Authors: Ishita Jain, Mihir Gadgil
Read the report.
The data can be obtained from Kaggle. Extract it into the data directory.
Running these script requires a file with some utility functions. It can be obtained from the webpage of the Doing Bayesian Data Analysis book by John K. Kruschke.
The generate_mcmc.R
script can be used to create the MCMC chains.
You will need to modify the script with the names of the models.
For the high rating model:
- Change line 11 to
yName = "Rating_high"
- Change line 12 to
fileNameRoot = "appRatingFilesHigh"
For the medium rating model:
- Change line 11 to
yName = "Rating_med"
- Change line 12 to
fileNameRoot = "appRatingFilesMed"
For the low rating model:
- Change line 11 to
yName = "Rating_low"
- Change line 12 to
fileNameRoot = "appRatingFilesLow"
We could write this in the script itself, but that means the MCMC simulations would run in sequence one after the other.

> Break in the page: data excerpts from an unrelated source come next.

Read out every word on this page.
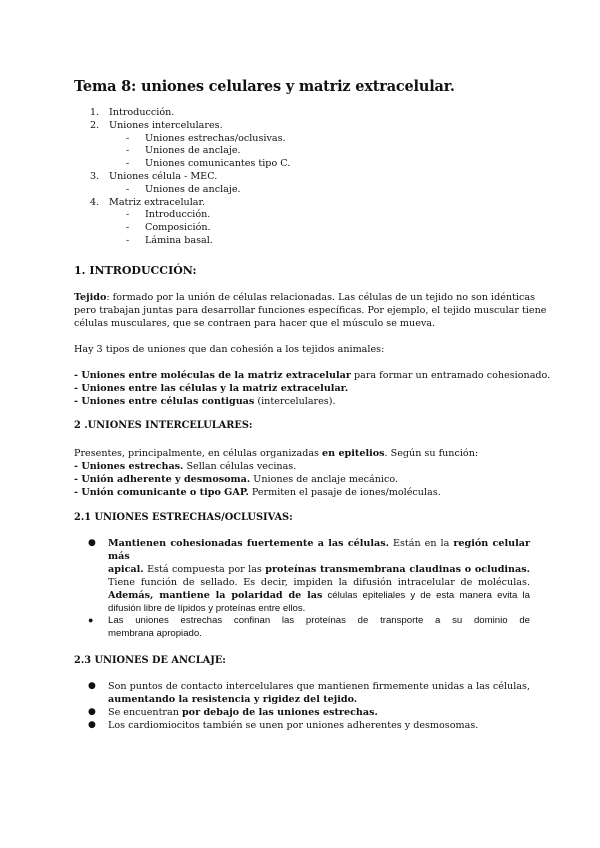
Tema 8: uniones celulares y matriz extracelular.
1. Introducción.
2. Uniones intercelulares.
- Uniones estrechas/oclusivas.
- Uniones de anclaje.
- Uniones comunicantes tipo C.
3. Uniones célula - MEC.
- Uniones de anclaje.
4. Matriz extracelular.
- Introducción.
- Composición.
- Lámina basal.
1. INTRODUCCIÓN:
Tejido: formado por la unión de células relacionadas. Las células de un tejido no son idénticas
pero trabajan juntas para desarrollar funciones específicas. Por ejemplo, el tejido muscular tiene
células musculares, que se contraen para hacer que el músculo se mueva.
Hay 3 tipos de uniones que dan cohesión a los tejidos animales:
- Uniones entre moléculas de la matriz extracelular para formar un entramado cohesionado.
- Uniones entre las células y la matriz extracelular.
- Uniones entre células contiguas (intercelulares).
2 .UNIONES INTERCELULARES:
Presentes, principalmente, en células organizadas en epitelios. Según su función:
- Uniones estrechas. Sellan células vecinas.
- Unión adherente y desmosoma. Uniones de anclaje mecánico.
- Unión comunicante o tipo GAP. Permiten el pasaje de iones/moléculas.
2.1 UNIONES ESTRECHAS/OCLUSIVAS:
● Mantienen cohesionadas fuertemente a las células. Están en la región celular más
apical. Está compuesta por las proteínas transmembrana claudinas o ocludinas.
Tiene función de sellado. Es decir, impiden la difusión intracelular de moléculas.
Además, mantiene la polaridad de las células epiteliales y de esta manera evita la
difusión libre de lípidos y proteínas entre ellos.
● Las uniones estrechas confinan las proteínas de transporte a su dominio de
membrana apropiado.
2.3 UNIONES DE ANCLAJE:
● Son puntos de contacto intercelulares que mantienen firmemente unidas a las células,
aumentando la resistencia y rigidez del tejido.
● Se encuentran por debajo de las uniones estrechas.
● Los cardiomiocitos también se unen por uniones adherentes y desmosomas.
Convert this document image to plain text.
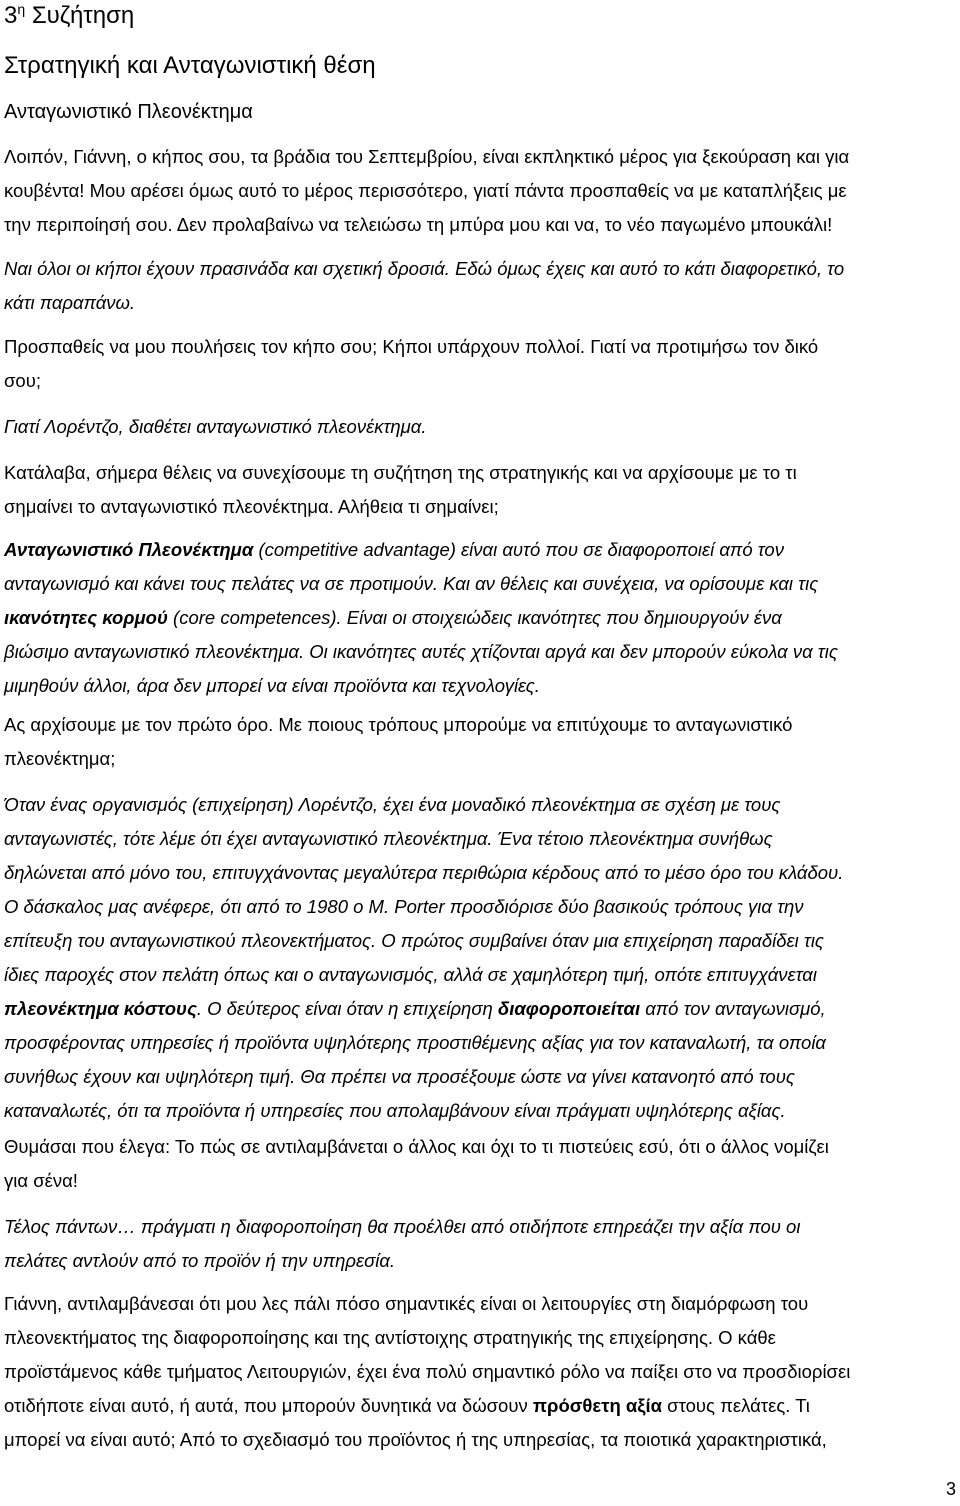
$3^\eta$ Συζήτηση
Στρατηγική και Ανταγωνιστική θέση
Ανταγωνιστικό Πλεονέκτημα
Λοιπόν, Γιάννη, ο κήπος σου, τα βράδια του Σεπτεμβρίου, είναι εκπληκτικό μέρος για ξεκούραση και για
κουβέντα! Μου αρέσει όμως αυτό το μέρος περισσότερο, γιατί πάντα προσπαθείς να με καταπλήξεις με
την περιποίησή σου. Δεν προλαβαίνω να τελειώσω τη μπύρα μου και να, το νέο παγωμένο μπουκάλι!
Ναι όλοι οι κήποι έχουν πρασινάδα και σχετική δροσιά. Εδώ όμως έχεις και αυτό το κάτι διαφορετικό, το
κάτι παραπάνω.
Προσπαθείς να μου πουλήσεις τον κήπο σου; Κήποι υπάρχουν πολλοί. Γιατί να προτιμήσω τον δικό
σου;
Γιατί Λορέντζο, διαθέτει ανταγωνιστικό πλεονέκτημα.
Κατάλαβα, σήμερα θέλεις να συνεχίσουμε τη συζήτηση της στρατηγικής και να αρχίσουμε με το τι
σημαίνει το ανταγωνιστικό πλεονέκτημα. Αλήθεια τι σημαίνει;
Ανταγωνιστικό Πλεονέκτημα (competitive advantage) είναι αυτό που σε διαφοροποιεί από τον
ανταγωνισμό και κάνει τους πελάτες να σε προτιμούν. Και αν θέλεις και συνέχεια, να ορίσουμε και τις
ικανότητες κορμού (core competences). Είναι οι στοιχειώδεις ικανότητες που δημιουργούν ένα
βιώσιμο ανταγωνιστικό πλεονέκτημα. Οι ικανότητες αυτές χτίζονται αργά και δεν μπορούν εύκολα να τις
μιμηθούν άλλοι, άρα δεν μπορεί να είναι προϊόντα και τεχνολογίες.
Ας αρχίσουμε με τον πρώτο όρο. Με ποιους τρόπους μπορούμε να επιτύχουμε το ανταγωνιστικό
πλεονέκτημα;
Όταν ένας οργανισμός (επιχείρηση) Λορέντζο, έχει ένα μοναδικό πλεονέκτημα σε σχέση με τους
ανταγωνιστές, τότε λέμε ότι έχει ανταγωνιστικό πλεονέκτημα. Ένα τέτοιο πλεονέκτημα συνήθως
δηλώνεται από μόνο του, επιτυγχάνοντας μεγαλύτερα περιθώρια κέρδους από το μέσο όρο του κλάδου.
Ο δάσκαλος μας ανέφερε, ότι από το 1980 ο Μ. Porter προσδιόρισε δύο βασικούς τρόπους για την
επίτευξη του ανταγωνιστικού πλεονεκτήματος. Ο πρώτος συμβαίνει όταν μια επιχείρηση παραδίδει τις
ίδιες παροχές στον πελάτη όπως και ο ανταγωνισμός, αλλά σε χαμηλότερη τιμή, οπότε επιτυγχάνεται
πλεονέκτημα κόστους. Ο δεύτερος είναι όταν η επιχείρηση διαφοροποιείται από τον ανταγωνισμό,
προσφέροντας υπηρεσίες ή προϊόντα υψηλότερης προστιθέμενης αξίας για τον καταναλωτή, τα οποία
συνήθως έχουν και υψηλότερη τιμή. Θα πρέπει να προσέξουμε ώστε να γίνει κατανοητό από τους
καταναλωτές, ότι τα προϊόντα ή υπηρεσίες που απολαμβάνουν είναι πράγματι υψηλότερης αξίας.
Θυμάσαι που έλεγα: Το πώς σε αντιλαμβάνεται ο άλλος και όχι το τι πιστεύεις εσύ, ότι ο άλλος νομίζει
για σένα!
Τέλος πάντων… πράγματι η διαφοροποίηση θα προέλθει από οτιδήποτε επηρεάζει την αξία που οι
πελάτες αντλούν από το προϊόν ή την υπηρεσία.
Γιάννη, αντιλαμβάνεσαι ότι μου λες πάλι πόσο σημαντικές είναι οι λειτουργίες στη διαμόρφωση του
πλεονεκτήματος της διαφοροποίησης και της αντίστοιχης στρατηγικής της επιχείρησης. Ο κάθε
προϊστάμενος κάθε τμήματος Λειτουργιών, έχει ένα πολύ σημαντικό ρόλο να παίξει στο να προσδιορίσει
οτιδήποτε είναι αυτό, ή αυτά, που μπορούν δυνητικά να δώσουν πρόσθετη αξία στους πελάτες. Τι
μπορεί να είναι αυτό; Από το σχεδιασμό του προϊόντος ή της υπηρεσίας, τα ποιοτικά χαρακτηριστικά,
3
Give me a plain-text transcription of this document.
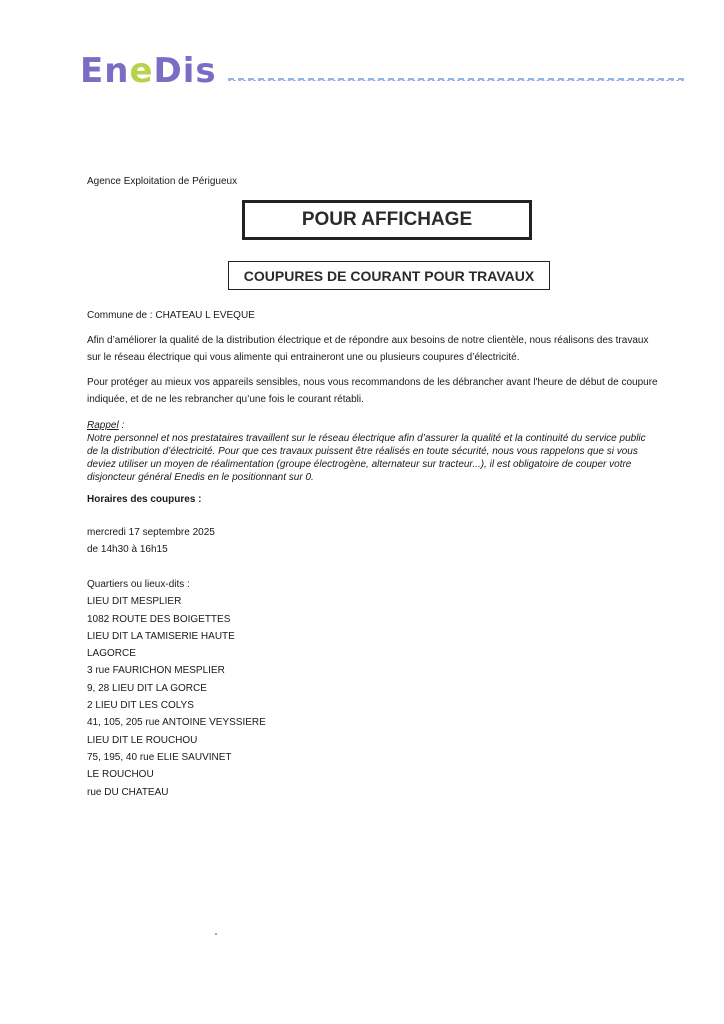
EneDis
Agence Exploitation de Périgueux
POUR AFFICHAGE
COUPURES DE COURANT POUR TRAVAUX
Commune de : CHATEAU L EVEQUE
Afin d’améliorer la qualité de la distribution électrique et de répondre aux besoins de notre clientèle, nous réalisons des travaux
sur le réseau électrique qui vous alimente qui entraineront une ou plusieurs coupures d’électricité.
Pour protéger au mieux vos appareils sensibles, nous vous recommandons de les débrancher avant l'heure de début de coupure
indiquée, et de ne les rebrancher qu’une fois le courant rétabli.
Rappel :
Notre personnel et nos prestataires travaillent sur le réseau électrique afin d’assurer la qualité et la continuité du service public
de la distribution d’électricité. Pour que ces travaux puissent être réalisés en toute sécurité, nous vous rappelons que si vous
deviez utiliser un moyen de réalimentation (groupe électrogène, alternateur sur tracteur...), il est obligatoire de couper votre
disjoncteur général Enedis en le positionnant sur 0.
Horaires des coupures :
mercredi 17 septembre 2025
de 14h30 à 16h15
Quartiers ou lieux-dits :
LIEU DIT MESPLIER
1082 ROUTE DES BOIGETTES
LIEU DIT LA TAMISERIE HAUTE
LAGORCE
3 rue FAURICHON MESPLIER
9, 28 LIEU DIT LA GORCE
2 LIEU DIT LES COLYS
41, 105, 205 rue ANTOINE VEYSSIERE
LIEU DIT LE ROUCHOU
75, 195, 40 rue ELIE SAUVINET
LE ROUCHOU
rue DU CHATEAU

This takes too much time.
Whereas you can run them in parallel if you want to by manually editing the script.
The chains can be analyzed and the posterior distributions can be plotted using the plotting.R
script.
We have included the results of our MCMC simulations in the repository. You can directly analyze the results without the need of generating new MCMC chains.